When you break it down this much, would all these sub-questions not be on-topic on Scientific Speculation?

What would then be the point of the WorldBuilding site? Clearly, that site should perhaps take other kind of questions, then. But which? Should we perhaps shut down Scientific Speculation, and instead add it as one or two categories in a Worldbuilding community?

Olin Lathrop‭ wrote 2 months ago

Scientific Speculation already exists and has been at least somewhat shaped and defined by the users there. It should stay its own site.

Yes, the questions I used as examples of breaking down a high level vague concept into smaller more defined issues could be asked on Scientific Speculation. Maybe that means we don't need a Worldbuilding site at all. Just break things down and ask them on Sci Spec. Anyone that wants to ask these kinds of questions can certainly do that now, even if a Worldbuilding site eventually materializes.

The useful part of a WorldBuilding community is that it can cover topics that go beyond science. It can cover defining and laying out different kind of universes, with different ground rules than ours. Fantasy universes, for instance.
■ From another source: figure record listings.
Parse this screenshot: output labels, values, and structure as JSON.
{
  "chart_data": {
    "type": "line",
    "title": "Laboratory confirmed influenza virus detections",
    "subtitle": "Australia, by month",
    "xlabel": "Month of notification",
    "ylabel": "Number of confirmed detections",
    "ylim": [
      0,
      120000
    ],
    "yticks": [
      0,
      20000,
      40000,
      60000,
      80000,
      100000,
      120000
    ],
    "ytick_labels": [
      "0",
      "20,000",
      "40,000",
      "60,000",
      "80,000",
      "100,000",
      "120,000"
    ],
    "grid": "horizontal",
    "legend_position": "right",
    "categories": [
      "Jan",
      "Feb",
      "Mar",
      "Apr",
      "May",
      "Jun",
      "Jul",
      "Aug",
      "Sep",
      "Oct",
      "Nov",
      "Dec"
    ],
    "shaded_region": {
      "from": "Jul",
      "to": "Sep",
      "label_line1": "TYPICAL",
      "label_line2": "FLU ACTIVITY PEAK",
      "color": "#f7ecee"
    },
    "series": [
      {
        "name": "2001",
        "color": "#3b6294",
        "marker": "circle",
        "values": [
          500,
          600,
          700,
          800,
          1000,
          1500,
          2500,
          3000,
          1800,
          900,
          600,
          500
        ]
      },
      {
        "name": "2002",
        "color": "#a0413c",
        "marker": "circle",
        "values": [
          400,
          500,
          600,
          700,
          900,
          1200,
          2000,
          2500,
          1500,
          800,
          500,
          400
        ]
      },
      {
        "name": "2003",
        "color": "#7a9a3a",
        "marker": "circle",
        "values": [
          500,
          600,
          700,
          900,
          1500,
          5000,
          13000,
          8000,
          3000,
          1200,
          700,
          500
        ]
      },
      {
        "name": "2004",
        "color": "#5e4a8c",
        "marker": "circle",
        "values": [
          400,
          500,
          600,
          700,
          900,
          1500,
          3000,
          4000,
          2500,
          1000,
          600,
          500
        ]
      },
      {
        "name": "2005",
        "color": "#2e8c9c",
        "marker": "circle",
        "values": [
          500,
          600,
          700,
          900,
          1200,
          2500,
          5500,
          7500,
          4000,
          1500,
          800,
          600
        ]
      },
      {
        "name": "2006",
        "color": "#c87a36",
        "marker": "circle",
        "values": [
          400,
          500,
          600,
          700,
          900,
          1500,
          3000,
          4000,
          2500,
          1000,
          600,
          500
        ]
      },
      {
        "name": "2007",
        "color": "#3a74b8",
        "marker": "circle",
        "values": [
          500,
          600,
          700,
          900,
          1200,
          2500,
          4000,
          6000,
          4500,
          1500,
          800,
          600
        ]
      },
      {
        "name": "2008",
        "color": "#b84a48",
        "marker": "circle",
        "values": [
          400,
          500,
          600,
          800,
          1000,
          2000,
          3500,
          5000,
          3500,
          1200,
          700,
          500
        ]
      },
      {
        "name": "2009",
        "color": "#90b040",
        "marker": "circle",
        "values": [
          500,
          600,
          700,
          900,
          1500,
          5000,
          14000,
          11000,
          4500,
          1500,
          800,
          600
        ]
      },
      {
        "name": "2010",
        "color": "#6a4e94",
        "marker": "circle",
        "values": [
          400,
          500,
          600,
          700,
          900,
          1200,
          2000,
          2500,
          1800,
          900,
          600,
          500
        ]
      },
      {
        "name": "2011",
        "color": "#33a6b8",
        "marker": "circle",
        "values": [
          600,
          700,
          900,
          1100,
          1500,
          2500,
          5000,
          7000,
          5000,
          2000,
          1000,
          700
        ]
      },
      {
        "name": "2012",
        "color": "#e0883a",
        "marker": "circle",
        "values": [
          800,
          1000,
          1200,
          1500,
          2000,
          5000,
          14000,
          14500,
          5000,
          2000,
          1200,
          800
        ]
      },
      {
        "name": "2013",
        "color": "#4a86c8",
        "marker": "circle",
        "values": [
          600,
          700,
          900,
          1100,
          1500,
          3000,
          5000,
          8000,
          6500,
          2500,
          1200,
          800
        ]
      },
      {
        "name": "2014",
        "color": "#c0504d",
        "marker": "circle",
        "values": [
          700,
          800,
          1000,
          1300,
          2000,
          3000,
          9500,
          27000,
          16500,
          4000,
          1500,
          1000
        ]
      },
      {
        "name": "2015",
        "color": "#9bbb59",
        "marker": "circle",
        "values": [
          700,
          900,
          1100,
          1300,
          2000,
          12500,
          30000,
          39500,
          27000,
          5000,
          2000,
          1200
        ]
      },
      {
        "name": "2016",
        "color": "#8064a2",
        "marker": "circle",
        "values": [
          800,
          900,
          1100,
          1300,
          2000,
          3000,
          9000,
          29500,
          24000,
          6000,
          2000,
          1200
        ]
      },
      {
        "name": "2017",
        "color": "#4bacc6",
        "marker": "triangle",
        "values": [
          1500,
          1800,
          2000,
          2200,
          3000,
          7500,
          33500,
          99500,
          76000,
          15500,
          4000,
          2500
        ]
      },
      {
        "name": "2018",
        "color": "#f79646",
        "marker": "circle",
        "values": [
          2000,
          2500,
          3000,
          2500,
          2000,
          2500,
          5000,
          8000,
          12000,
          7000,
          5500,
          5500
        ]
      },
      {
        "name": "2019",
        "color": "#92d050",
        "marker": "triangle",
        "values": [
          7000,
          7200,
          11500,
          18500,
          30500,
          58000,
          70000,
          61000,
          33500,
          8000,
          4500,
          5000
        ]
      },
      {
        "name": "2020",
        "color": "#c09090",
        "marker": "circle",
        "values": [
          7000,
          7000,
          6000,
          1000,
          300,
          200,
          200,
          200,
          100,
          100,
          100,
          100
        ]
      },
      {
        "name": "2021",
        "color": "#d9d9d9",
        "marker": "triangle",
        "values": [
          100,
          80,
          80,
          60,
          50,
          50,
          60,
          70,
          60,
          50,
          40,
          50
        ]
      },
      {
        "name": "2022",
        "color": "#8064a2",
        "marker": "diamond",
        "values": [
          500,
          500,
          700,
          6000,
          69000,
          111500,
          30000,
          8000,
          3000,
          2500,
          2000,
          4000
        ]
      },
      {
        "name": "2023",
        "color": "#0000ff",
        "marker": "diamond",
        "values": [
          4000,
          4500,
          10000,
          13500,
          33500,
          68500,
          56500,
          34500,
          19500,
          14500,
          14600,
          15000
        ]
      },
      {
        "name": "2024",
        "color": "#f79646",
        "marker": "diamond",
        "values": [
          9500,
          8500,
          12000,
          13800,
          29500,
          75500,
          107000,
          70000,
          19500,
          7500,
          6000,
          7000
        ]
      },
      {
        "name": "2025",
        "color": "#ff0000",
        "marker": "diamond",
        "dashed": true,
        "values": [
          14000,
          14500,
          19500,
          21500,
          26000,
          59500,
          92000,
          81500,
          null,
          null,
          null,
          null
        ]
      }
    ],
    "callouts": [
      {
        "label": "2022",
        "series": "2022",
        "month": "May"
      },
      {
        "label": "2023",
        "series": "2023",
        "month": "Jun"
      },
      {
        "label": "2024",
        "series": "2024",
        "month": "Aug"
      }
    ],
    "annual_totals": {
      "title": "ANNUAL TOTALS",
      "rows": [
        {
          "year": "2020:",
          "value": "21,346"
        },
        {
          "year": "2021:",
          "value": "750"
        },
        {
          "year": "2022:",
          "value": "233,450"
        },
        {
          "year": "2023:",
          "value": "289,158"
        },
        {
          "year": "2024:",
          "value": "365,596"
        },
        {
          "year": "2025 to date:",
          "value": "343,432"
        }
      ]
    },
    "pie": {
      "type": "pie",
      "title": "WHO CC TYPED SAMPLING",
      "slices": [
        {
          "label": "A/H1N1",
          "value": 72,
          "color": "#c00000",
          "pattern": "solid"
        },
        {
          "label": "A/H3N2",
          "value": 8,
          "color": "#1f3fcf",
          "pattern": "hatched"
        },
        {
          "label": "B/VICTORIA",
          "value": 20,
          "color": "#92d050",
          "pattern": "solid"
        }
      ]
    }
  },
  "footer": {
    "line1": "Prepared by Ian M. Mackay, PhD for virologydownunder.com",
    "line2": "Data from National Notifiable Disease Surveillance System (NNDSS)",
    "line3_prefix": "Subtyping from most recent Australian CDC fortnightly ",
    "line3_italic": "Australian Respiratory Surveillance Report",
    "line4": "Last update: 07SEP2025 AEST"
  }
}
Olin Lathrop‭ wrote 2 months ago

The only thing that goes beyond science is magic, but even that has to have rules consistent with itself. That's not much different from science fiction, except that SF pretends the magic is based on plausible laws of physics we aren't currently aware of. Either way, it can still be discussed how certain things work in the world. If the answer is always "the hero gets magically saved", then your fictional world is pointless and nobody would want to hear stories about it.

The Harry Potter world is full of magic, but Harry can't just flick his wand and get out of any kind of trouble, far from it. There are rules for how the magic works, else the stories would be boring and irritating. Put another way, there is a certain science to the magic in Harry's world. It seems all this could be addressed with a Fantasy category in Scientific Speculation. It's the same as the rest of the site except that the world rules can be a bit further from established science. Not much different.

Andreas witnessed the end of the world today‭ wrote 2 months ago · edited 2 months ago

"the hero gets magically saved", then your fictional world is pointless and nobody would want to hear stories about it.

Not necessarily, no. See One Punch Man. He’s pretty much invincible, and can accomplish victory in every battle of power. The world he lives in can still be explored, and the story focuses on other aspects.

Although you can argue that at this point, you’re looking into storytelling and writing, not worldbuilding.